This Spring, a landscaping company, clothing lines and several other startups launched in Richmond, Virginia. The owners are teenagers who were guided by the Junior Founder’s Club. For Virginia Currents, WCVE’s Lauren Francis has more on the initiative and one business that combines sports and studying.
Corey Stuckey is a rising sophomore. His business proposal was inspired by basketball and his brother. He was a top prospect in high school, then his low GPA almost kept him from his dream school, Duke.
Corey Stuckey: So he got mad, he got tutored and stuff and still ended up going to Duke. But my thing was -- our thing was -- is that education still matters no matter what you do.
Stuckey started his “tutoring gym” Collateral Sports at the Southside Community Center where he noticed empty rooms during basketball practice. He tested the model with his teammates by starting practice early and doing homework for the first hour.
Stuckey: My goal is not to make you the best athlete in the world, it’s to make you the best scholar athlete in the world.
To get to this point, Stuckey participated in the first cycle of the Junior Founders Club, the thirteen-week program created by Kendall Morris to instill an entrepreneurial mindset in high schoolers.
Kendall Morris: We're going to need people who are creative, who are critical thinkers, who are problem solvers, who can collaborate, who can, you know, lead, who can also follow; who can solve messy problems that don't have really clear, linear, paths to answers.
In the application process, hopeful founders shared what challenges they’ve overcome and what excites them to try and explore something new.

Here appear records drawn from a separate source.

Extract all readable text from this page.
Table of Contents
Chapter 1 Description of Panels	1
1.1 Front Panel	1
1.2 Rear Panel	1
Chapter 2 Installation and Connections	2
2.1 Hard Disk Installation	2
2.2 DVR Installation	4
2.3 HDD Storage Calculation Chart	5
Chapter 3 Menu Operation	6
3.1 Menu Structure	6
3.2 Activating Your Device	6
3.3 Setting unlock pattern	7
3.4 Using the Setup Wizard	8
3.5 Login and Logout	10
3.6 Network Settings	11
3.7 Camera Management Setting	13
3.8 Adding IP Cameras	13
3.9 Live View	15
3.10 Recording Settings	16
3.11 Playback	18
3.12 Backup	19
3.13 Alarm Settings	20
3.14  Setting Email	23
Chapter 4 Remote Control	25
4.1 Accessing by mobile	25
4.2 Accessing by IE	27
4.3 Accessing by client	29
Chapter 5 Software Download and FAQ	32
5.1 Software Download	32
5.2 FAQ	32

Morris: They did not have to be, you know, straight A students. What we were really looking for were people who were motivated, who were self starters and could seek out new opportunities to grow and develop themselves.
Local business owners served as mentors and facilitators at the weekly sessions helping youth learn about marketing, branding and problem solving. Montrell Brown is one of the mentors. He launched his own landscaping business two years out of high school. He says he could have benefited from a Junior Founders Club when he was a teen.
Montrell Brown: First day I went, the kids was building their website, making their company t-shirts and their business cards. It took me awhile to get all of that. It took me three years to get my website and with my business cards I just threw my name and business name on there, like I ain’t know anything. They just giving the kids so much, they giving the kids a lot to start off with.
With Collateral Sports off the ground, 15-year-old Stuckey sees about 20-40 students ages 9-18 at his gym. With the help of community center staff, he tutors and leads activities. Members pay $10 a week for access.
Stuckey: So basically you pay $10 to come to the gym do all the activities and have the tutoring for three days out of the week, which is Monday, Wednesday and Thursday.
Stuckey’s saving to reinvest in his business and solve one of his biggest challenges
Stuckey: One of my main struggles right now is transportation. Basically getting kids down to the gym without discouraging them from not being able to come. So I'm trying to get after school buses or even just school buses to drop kids off at my gym so they don't have to worry about getting a parent or asking for rides.
Morris: It's not something far away and distant that only certain people get to do. It's something that our neighbors are doing, it's something that anyone can do and if you take steps and actions then you can move forward on a path to real true ownership.
Following the first cohort of Junior Founders, the program will be partnering with NextUp RVA at Henderson Middle School. Next Fall, Morris will expand the program to include kids from across the country. For Virginia Currents, I’m Lauren Francis, WCVE News.